On the product-road side we’re seeing modest damage with OPP products, since the margins are spo slim already but demand for them will surely never go away (and shame on us for ever letting it “be” in the first place, that’s why everything went offshore to begin with), but the MPP issue I don’t really see, maybe it just depends on the industry & margins. The HPP is where we’re seeing the most damage, unless it’s a new industry or our client is a dominating player with little direct competition. Because we add the most value with innovative products and because those products can command slightly higher retail/better margins we’re not being directly targeted as part of the problem.

Sadly though, the correct path here was always policy, not tariffs. Policy fixes problems, tariffs simply put a band-aid on the problem while the pain gets worse and worse - but no one in politics these days seems to be able to swallow a decade plan, everyone wants something that results in quarterly effects. I’m too far from the farming or auto & large appliance industries to see the damage happening right now and I’m not sure when the crunch will really hit home in smaller consumer product categories where we play.

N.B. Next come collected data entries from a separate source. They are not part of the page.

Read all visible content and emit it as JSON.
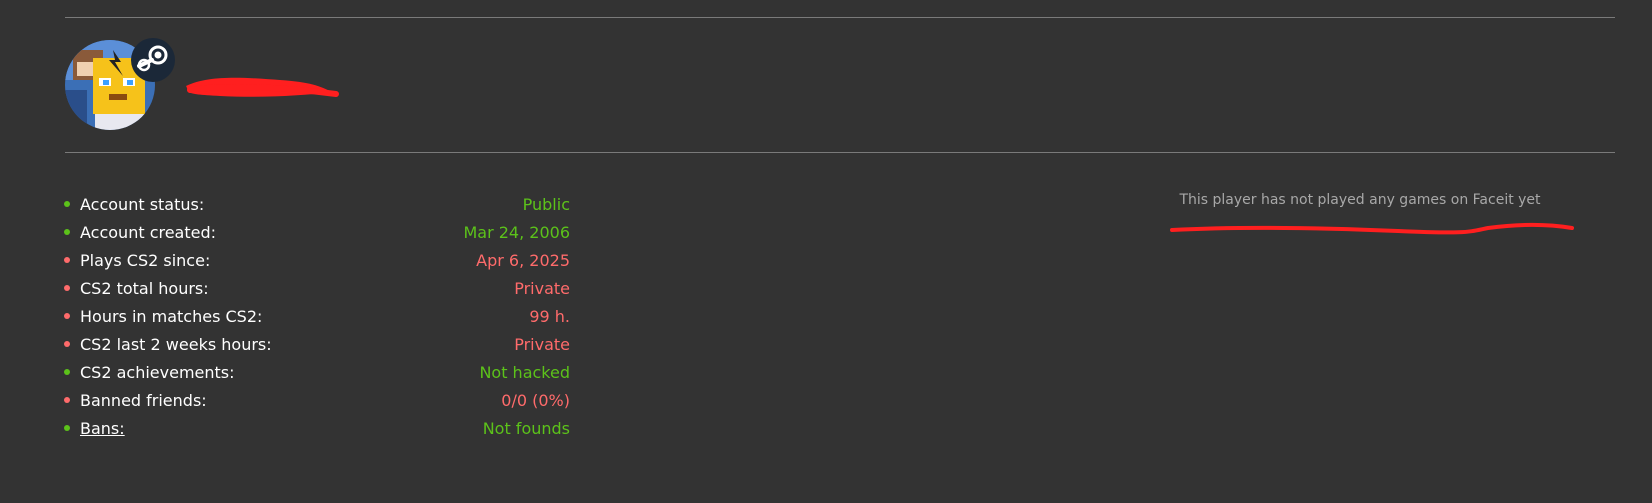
{
  "profile": {
    "avatar_icon": "avatar-image",
    "platform_icon": "steam-icon"
  },
  "colors": {
    "ok": "#5cc21a",
    "bad": "#ff6b6b",
    "background": "#333333",
    "redaction": "#ff1f1f"
  },
  "stats": [
    {
      "label": "Account status:",
      "value": "Public",
      "status": "ok"
    },
    {
      "label": "Account created:",
      "value": "Mar 24, 2006",
      "status": "ok"
    },
    {
      "label": "Plays CS2 since:",
      "value": "Apr 6, 2025",
      "status": "bad"
    },
    {
      "label": "CS2 total hours:",
      "value": "Private",
      "status": "bad"
    },
    {
      "label": "Hours in matches CS2:",
      "value": "99 h.",
      "status": "bad"
    },
    {
      "label": "CS2 last 2 weeks hours:",
      "value": "Private",
      "status": "bad"
    },
    {
      "label": "CS2 achievements:",
      "value": "Not hacked",
      "status": "ok"
    },
    {
      "label": "Banned friends:",
      "value": "0/0 (0%)",
      "status": "bad"
    },
    {
      "label": "Bans:",
      "value": "Not founds",
      "status": "ok"
    }
  ],
  "faceit": {
    "message": "This player has not played any games on Faceit yet"
  }
}
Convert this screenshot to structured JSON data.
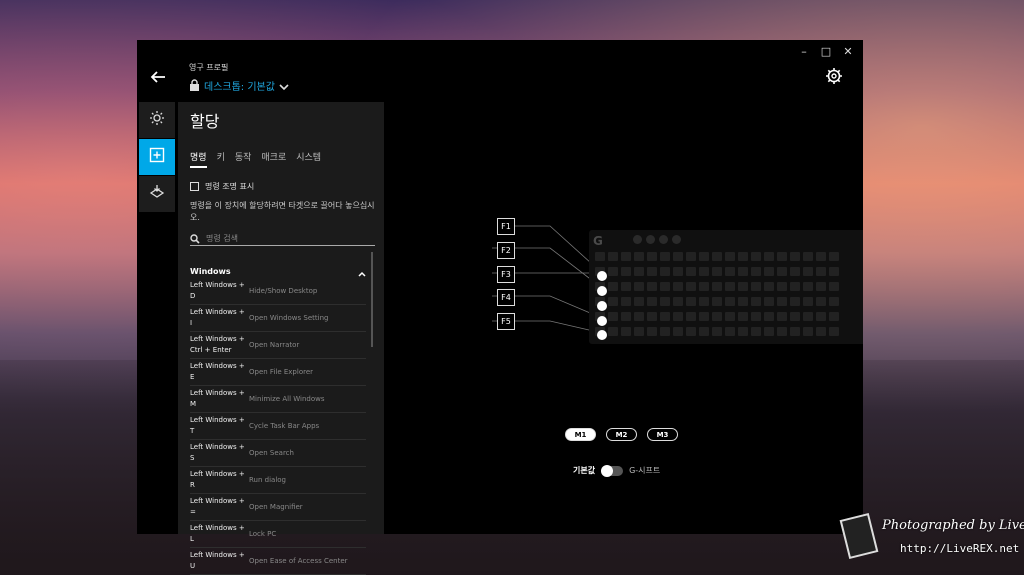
{
  "window": {
    "controls": {
      "minimize": "–",
      "maximize": "□",
      "close": "✕"
    }
  },
  "profile": {
    "label": "영구 프로필",
    "value": "데스크톱: 기본값"
  },
  "panel": {
    "title": "할당",
    "tabs": [
      "명령",
      "키",
      "동작",
      "매크로",
      "시스템"
    ],
    "active_tab": "명령",
    "show_lighting_label": "명령 조명 표시",
    "hint": "명령을 이 장치에 할당하려면 타겟으로 끌어다 놓으십시오.",
    "search_placeholder": "명령 검색",
    "group_title": "Windows",
    "commands": [
      {
        "keys": "Left Windows + D",
        "action": "Hide/Show Desktop"
      },
      {
        "keys": "Left Windows + I",
        "action": "Open Windows Setting"
      },
      {
        "keys": "Left Windows + Ctrl + Enter",
        "action": "Open Narrator"
      },
      {
        "keys": "Left Windows + E",
        "action": "Open File Explorer"
      },
      {
        "keys": "Left Windows + M",
        "action": "Minimize All Windows"
      },
      {
        "keys": "Left Windows + T",
        "action": "Cycle Task Bar Apps"
      },
      {
        "keys": "Left Windows + S",
        "action": "Open Search"
      },
      {
        "keys": "Left Windows + R",
        "action": "Run dialog"
      },
      {
        "keys": "Left Windows + =",
        "action": "Open Magnifier"
      },
      {
        "keys": "Left Windows + L",
        "action": "Lock PC"
      },
      {
        "keys": "Left Windows + U",
        "action": "Open Ease of Access Center"
      }
    ]
  },
  "keyboard": {
    "fkeys": [
      "F1",
      "F2",
      "F3",
      "F4",
      "F5"
    ],
    "logo": "G"
  },
  "modes": {
    "items": [
      "M1",
      "M2",
      "M3"
    ],
    "active": "M1"
  },
  "gshift": {
    "default_label": "기본값",
    "shift_label": "G-시프트",
    "enabled": false
  },
  "watermark": {
    "line1": "Photographed by LiveREX",
    "line2": "http://LiveREX.net"
  },
  "colors": {
    "accent": "#00a8e8",
    "profile_text": "#20a8e0",
    "panel_bg": "#1b1b1b",
    "window_bg": "#000000"
  }
}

I do know that our clients are being honest, telling their customers that 2020 products will see a bump that will have to be absorbed through MSRP while we are helping them line up options to hopefully avoid that bump entirely.

Re: policy

I just heard a piece on computer spreadsheets effect on the job market.

GOLDSTEIN: A few numbers - since 1980, right around the time the electronic spreadsheet came out, 400,000 bookkeeping and accounting clerk jobs have gone away. But 600,000 accounting jobs have been added.

NPR transcript

I don’t think having industry should be the goal. I’d rather a plan to have better jobs. I’d rather be an accountant than a clerk and I’d rather be a designer than an assembly line polisher. How do we make those things more accessible.

Good points - the labor markets drove where things are manufactured but only to a certain point. Had it not been for corporations only thinking “quarterly” we might be in a much better place today. The US and Canada have always been the leaders in tech so electrical & mechanical engineering and IT will keep good jobs here but the biggest obstacle I’ve encountered when trying to source and/or manufacture here is the “one stop shop” effect - they’re all over China but absolutely none are here. :frowning:

RE One Stop Shops, totally agree Scott. I have found it much easier to find vendors in Taiwan, Korea, and China who will act as a SPOC (Single Point Of Contact) on a manufacturing project. I’ve never found that stateside (actually, one exception, All Jack… and they are owned by a Chinese company). I don’t have the connections in Vietnam but I know most of my friends who do softwoods moved to Vietnam production several years back.

The current ‘waves’ have only affected us to a small amount - ball bearings, maybe a tiny bit on raw metals prices. The next wave puts a direct tariff on fitness products made in China. This will put Johnson Health Tech (who makes the Matrix commercial brand, its good stuff) in a really bad spot.

I still think things need to get much much worse, before they will get better. Anyone know the location of Galt’s Gulch? I thought it was in Colorado…

There is a part of me that is happy. Canada doesn’t have these dumb tariffs on China:)

On the other hand, this is probably a pretty regressive tax that will hit the middle and lower income, which is sad.

Yep, it’s a pain for the manufacturers, a point of stress on the retailers and a tax on the consumers. The effect isn’t going to be anything but playground bullying. We’re not coming back to the US, we’re instead just picking up operations from China and installing them in India, Vietnam and Taiwan - for now. Then going back to China when this is all settled. One client of ours already has operations in Costa Rica so that’s a neutral areat that is only affected minimally (raw materials and hardware coming in from CH), but others are wholly invested in China and can’t get out short term.